For the past three days, my boyfriend John and I have hunted these cracked sagebrush hills in search of the fastest land mammal in North America. We find many. A young male without a harem. A buck with a dozen does. Two males sparring for control of a group of females. But each time we approach they catch our scent or see movement from behind what little cover the landscape affords.
Although most hunters refer to them as antelope, they aren’t antelope at all. They are more accurately known as pronghorn (Antilocapra americana) and are the only surviving member of the family Antilocapridae. Pronghorn are relicts of the past when Pleistocene cheetahs and hyenas chased them across the American prairies more than 11,000 years ago. Today, no predator is fast enough for an adult pronghorn except a human with a gun.

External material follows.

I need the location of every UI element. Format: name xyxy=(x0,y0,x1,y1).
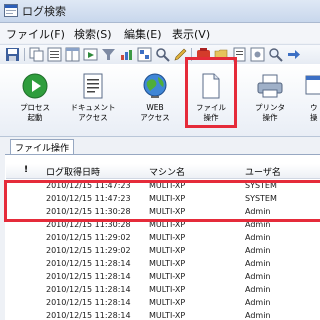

John and I first spotted this group from a ridge to the east more than a mile away. We escaped their sharp eyes by dipping below the horizon, using the rolling hills for cover, then crawling through prickly pear cactus to the top of a small hill overlooking the bowl. They are grazing and alternately sniffing the air for danger. I rest the barrel of my rifle on the shooting sticks and train the crosshairs on the buck.
When I was a kid hunting was about as foreign to me as city living is to a rancher. I didn’t know any hunters and had little concept of the sport. I was never opposed to hunting, but I thought killing an animal was one of those things that I’d never be able to do myself despite the fact that I regularly ate meat from the grocery store.
But the more I learned about the food industry the less meat I bought until eventually I’d pick up a Styrofoam tray full of dismembered chicken wrapped in plastic and immediately think of their pathetic lives lived in a cramped windowless factory, piled on top of one another and defecating on the unfortunate ones below. It was too much so I quit eating meat altogether.
Then I moved to Montana. I had never met so many hunters. Almost every one bucked (pun intended) my idea of what hunters looked and acted like. They weren’t just old, grizzled men as I had pictured. They were women too and they weren’t old and grizzled. Many of them were conservationists who cared deeply about the animals they hunted. It was in Montana that I first heard of the North American Model of Conservation.
The model was designed by hunters who in the 1800s realized that the wholesale slaughter of wildlife in the west would soon drive elk, bison, bighorn sheep, bears and other wildlife to extinction. To preserve hunting opportunities for the future they set limits for themselves and began preserving important wildlife habitat.
Today, hunting license fees and taxes on ammunition and sporting arms are how the states obtain their funding for conservation, management, and research activities for game species and many non-game species as well. Hunters, it turns out, are pretty good conservationists.
Still, none of this means anything to me as I lay crouched behind a silver sagebrush shrub with the crosshairs of my gun trained on a small patch of fur just behind the buck’s shoulder.
One by one the does stand and the buck joins them. They begin making their way up the hillside. Soon they will be over the ridge and the hunt will be over, but before the buck disappears he pauses and turns broadside. He is in perfect position for a clean shot so I flip the gun safety off and rest my forefinger on the trigger. I inhale once then exhale slowly. At the end of my breath I hold what little air is left in my lungs to steady my hand.
It is a small thing this trigger behind my forefinger. One soft touch and a bullet will torpedo out of the stock at 3200 feet per second, pierce his thick hide, and explode into his lungs.
I hesitate. If I pull that trigger I will end this pronghorn’s life and that is no small thing.
A part of me is thrilled with the idea of hunting my own dinner. I need to know that the steak on my dinner plate did not come from a cow whose death lay hidden behind a slaughterhouse wall. Hunting is the only way to obtain truly free range, organic meat and creates a powerful connection to the animal that is missing when purchased in a store no matter how many “sustainable” labels appear on the packaging.
But the other part of me remembers how vulnerable pronghorn and other wildlife are to humans. And not just to those with guns. We build fences which block their ancient migration routes. We build towns in the middle of critical winter range. We expand these towns with subdivisions then name them after the animals that once lived there. After all this what right do I have to point a gun at a pronghorn?
The buck is motionless. All I have to do is pull the trigger. I think how beautiful this tawny and white pronghorn is standing in the afternoon sun. Delicate, yet strong and swift and I know then that I will not shoot this buck. He steps forward and disappears over the ridge.
John asks me if I want to follow them, but I decline. We begin our walk back to the jeep. The snow-capped Absarokas lie many miles to the north. Though it’s only October, winter has come to these mountains and they shine in the distance like rough-cut diamonds.